Wasserstress entwickelt sich zunehmend zu einem bedeutenden Hindernis für die wirtschaftliche Entwicklung in vielen Teilen der Welt. Die Wasserkrise im Gazastreifen verursacht Krankheit und Leid unter den Palästinensern und ist eine wesentliche Quelle grundlegender Spannungen zwischen Palästina und Israel. Aber auch hier werden Milliarden für Bombardements und Zerstörung ausgegeben; gegen die sich verschärfende Wasserkrise wird praktisch nichts getan.

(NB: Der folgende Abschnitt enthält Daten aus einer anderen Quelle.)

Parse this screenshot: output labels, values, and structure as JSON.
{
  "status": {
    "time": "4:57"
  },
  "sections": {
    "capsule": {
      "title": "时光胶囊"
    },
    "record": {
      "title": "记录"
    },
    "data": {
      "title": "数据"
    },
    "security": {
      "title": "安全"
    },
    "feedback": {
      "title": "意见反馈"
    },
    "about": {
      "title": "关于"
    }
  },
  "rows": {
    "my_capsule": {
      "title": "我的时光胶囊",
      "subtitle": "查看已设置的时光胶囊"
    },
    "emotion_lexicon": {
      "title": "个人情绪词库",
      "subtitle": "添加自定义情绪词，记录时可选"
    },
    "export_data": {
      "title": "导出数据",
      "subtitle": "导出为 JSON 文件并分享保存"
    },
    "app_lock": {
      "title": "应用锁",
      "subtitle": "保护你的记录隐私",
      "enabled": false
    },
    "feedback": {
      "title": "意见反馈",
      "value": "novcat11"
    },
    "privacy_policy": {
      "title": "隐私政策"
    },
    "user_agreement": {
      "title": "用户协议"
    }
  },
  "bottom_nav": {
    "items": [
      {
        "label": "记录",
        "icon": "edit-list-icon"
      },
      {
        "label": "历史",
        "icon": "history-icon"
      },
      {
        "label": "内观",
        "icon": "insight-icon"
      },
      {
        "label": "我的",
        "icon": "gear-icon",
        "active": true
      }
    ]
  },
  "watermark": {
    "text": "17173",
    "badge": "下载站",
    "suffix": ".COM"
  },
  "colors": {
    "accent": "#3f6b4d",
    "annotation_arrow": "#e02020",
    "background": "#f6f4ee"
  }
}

Auch China und Indien werden sich in den kommenden Jahren zunehmenden Wasserkrisen ausgesetzt sehen – mit potenziell schrecklichen Folgen. Der wirtschaftliche Aufstieg dieser beiden Giganten begann vor 40 Jahren mit der Steigerung der Agrarerträge und dem Ende der Hungersnöte. Aber ein Teil dieser erhöhten landwirtschaftlichen Erträge resultierte daraus, dass Millionen von Brunnen gegraben wurden, um zur Bewässerung das Grundwasser anzuzapfen. Inzwischen sinkt der Wasserspiegel gefährlich schnell, da das Grundwasser viel schneller abgepumpt wird, als es durch Regenflüsse wieder aufgefüllt werden kann.
Mehr noch: Von den Niederschlagsverläufen abgesehen, bringt der Klimawandel den Verlauf von Flüssen durcheinander, da die Gletscher, die enorme Mengen des zur Bewässerung und häuslichen Verwendung erforderlichen Wassers speichern, aufgrund der weltweiten Erwärmung rapide schrumpfen. Der Schnee in den Bergen schmilzt früher im Jahr, sodass während der sommerlichen Wachstumsperioden weniger Flusswasser zur Verfügung steht. Aus all diesen Gründen erleben Indien und China derzeit ernste Wasserkrisen, die sich vermutlich in Zukunft noch verschärfen dürften.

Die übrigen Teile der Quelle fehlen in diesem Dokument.